Now the placement has ended, Pumi is looking forward to spending some time at home in Sri Lanka, relaxing, and considering all her career options for her next endeavour. 

Before the FTMA, only having research experience was proving to be a challenge when it came to meeting the essential criteria of many job vacancieswhich is probably the most common sentiment echoed by all other FTMA secondees. 

3-month placement opportunity

Following the successes of both FTMA1 and FTMA2 placement interchange programmes, we are pleased to announce a new opportunity to undertake a 3-month placement at Leaf Expression Systems on the Norwich Research Park.

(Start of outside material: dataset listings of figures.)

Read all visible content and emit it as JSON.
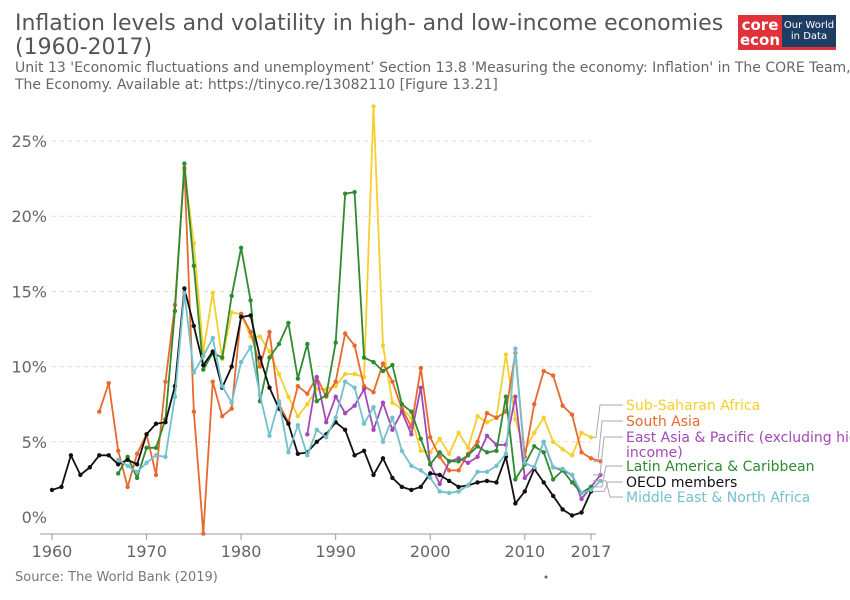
{
  "header": {
    "title": "Inflation levels and volatility in high- and low-income economies (1960-2017)",
    "subtitle": "Unit 13 'Economic fluctuations and unemployment’ Section 13.8 'Measuring the economy: Inflation' in The CORE Team, The Economy. Available at: https://tinyco.re/13082110 [Figure 13.21]"
  },
  "logo": {
    "core_line1": "core",
    "core_line2": "econ",
    "owid_line1": "Our World",
    "owid_line2": "in Data"
  },
  "footer": {
    "source": "Source: The World Bank (2019)"
  },
  "chart_data": {
    "type": "line",
    "x_range": [
      1960,
      2017
    ],
    "y_range": [
      -1,
      28
    ],
    "x_ticks": [
      1960,
      1970,
      1980,
      1990,
      2000,
      2010,
      2017
    ],
    "y_ticks": [
      0,
      5,
      10,
      15,
      20,
      25
    ],
    "y_tick_labels": [
      "0%",
      "5%",
      "10%",
      "15%",
      "20%",
      "25%"
    ],
    "grid": "horizontal dashed",
    "legend_placement": "right",
    "series": [
      {
        "name": "Sub-Saharan Africa",
        "color": "#f5cf2c",
        "start": 1974,
        "values": [
          23,
          18.2,
          11,
          14.9,
          10.5,
          13.6,
          13.5,
          12,
          12,
          11,
          9.5,
          8,
          6.7,
          7.5,
          8.5,
          8.5,
          8.7,
          9.5,
          9.5,
          9.3,
          27.3,
          11.4,
          7.6,
          7.2,
          6.6,
          4.4,
          4.3,
          5.2,
          4.2,
          5.6,
          4.6,
          6.7,
          6.3,
          6.6,
          10.8,
          6.5,
          4.4,
          5.6,
          6.6,
          5.0,
          4.5,
          4.1,
          5.6,
          5.3
        ]
      },
      {
        "name": "South Asia",
        "color": "#e8692e",
        "start": 1965,
        "values": [
          7.0,
          8.9,
          4.4,
          2.0,
          4.2,
          5.5,
          2.8,
          9.0,
          14.1,
          23.2,
          7.0,
          -1.1,
          9.0,
          6.7,
          7.2,
          13.5,
          12.3,
          10.0,
          12.3,
          7.5,
          6.3,
          8.7,
          8.2,
          9.3,
          8.0,
          9.0,
          12.2,
          11.4,
          8.7,
          8.3,
          10.2,
          9.0,
          7.2,
          6.0,
          9.9,
          5.3,
          4.0,
          3.1,
          3.1,
          4.2,
          5.0,
          6.9,
          6.6,
          7.0,
          10.9,
          4.0,
          7.5,
          9.7,
          9.4,
          7.4,
          6.8,
          4.3,
          3.9,
          3.7
        ]
      },
      {
        "name": "East Asia & Pacific (excluding high income)",
        "color": "#a349b6",
        "start": 1987,
        "values": [
          5.5,
          9.3,
          6.3,
          8.0,
          6.9,
          7.4,
          8.5,
          5.8,
          7.6,
          5.8,
          7.0,
          5.5,
          8.6,
          3.5,
          2.2,
          3.7,
          3.9,
          3.6,
          4.0,
          5.4,
          4.8,
          4.8,
          8.0,
          2.6,
          3.3,
          5.0,
          3.3,
          3.1,
          2.8,
          1.2,
          2.0,
          2.8
        ]
      },
      {
        "name": "Latin America & Caribbean",
        "color": "#2e8b30",
        "start": 1967,
        "values": [
          2.9,
          4.0,
          2.6,
          4.6,
          4.6,
          6.5,
          13.7,
          23.5,
          16.7,
          9.8,
          10.9,
          10.6,
          14.7,
          17.9,
          14.4,
          7.7,
          10.6,
          11.5,
          12.9,
          9.2,
          11.5,
          7.7,
          8.1,
          11.6,
          21.5,
          21.6,
          10.6,
          10.3,
          9.7,
          10.1,
          7.5,
          7.0,
          5.2,
          3.5,
          4.3,
          3.7,
          3.7,
          4.1,
          4.7,
          4.3,
          4.4,
          8.0,
          2.5,
          3.5,
          4.7,
          4.3,
          2.5,
          3.1,
          2.3,
          1.6,
          2.0
        ]
      },
      {
        "name": "OECD members",
        "color": "#111111",
        "start": 1960,
        "values": [
          1.8,
          2.0,
          4.1,
          2.8,
          3.3,
          4.1,
          4.1,
          3.5,
          3.8,
          3.5,
          5.5,
          6.2,
          6.3,
          8.7,
          15.2,
          12.7,
          10.1,
          11.0,
          8.6,
          10.0,
          13.3,
          13.4,
          10.6,
          8.6,
          7.2,
          6.2,
          4.2,
          4.3,
          5.0,
          5.5,
          6.3,
          5.8,
          4.1,
          4.4,
          2.8,
          3.9,
          2.6,
          2.0,
          1.8,
          2.0,
          2.9,
          2.8,
          2.4,
          2.0,
          2.1,
          2.3,
          2.4,
          2.3,
          4.0,
          0.9,
          1.7,
          3.2,
          2.3,
          1.4,
          0.5,
          0.1,
          0.3,
          1.7
        ]
      },
      {
        "name": "Middle East & North Africa",
        "color": "#72c1cc",
        "start": 1967,
        "values": [
          3.8,
          3.4,
          3.0,
          3.6,
          4.1,
          4.0,
          8.0,
          14.9,
          9.6,
          10.7,
          11.9,
          8.7,
          7.6,
          10.3,
          11.3,
          8.1,
          5.4,
          7.7,
          4.3,
          6.1,
          4.1,
          5.8,
          5.3,
          6.6,
          9.0,
          8.6,
          6.2,
          7.3,
          5.0,
          6.6,
          4.4,
          3.4,
          3.1,
          2.6,
          1.7,
          1.6,
          1.7,
          2.1,
          3.0,
          3.0,
          3.4,
          4.2,
          11.2,
          3.6,
          3.3,
          5.0,
          3.3,
          3.2,
          2.8,
          1.6,
          1.8,
          2.4
        ]
      }
    ]
  }
}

The placement is likely to involve hands-on work with one or more commercial or internal product development activities including;

  • Testing expression levels of new target proteins from agroinfiltrated N. Benthamiana leaf tissue
  • Identifying suitable extraction and clarification conditions for that protein and development of a reliable and scalable process for chromatographic purification
  • Protein characterisation using the above techniques and some degree of functional characterisation using plate-based in vitro assays

Due to the current Covid-19 situation, it is unlikely that Leaf would be able to host the placement until Q4 of 2020 at the earliest, with the latest start date being January 4 2021 to enable the placement to complete by the end of March 2021.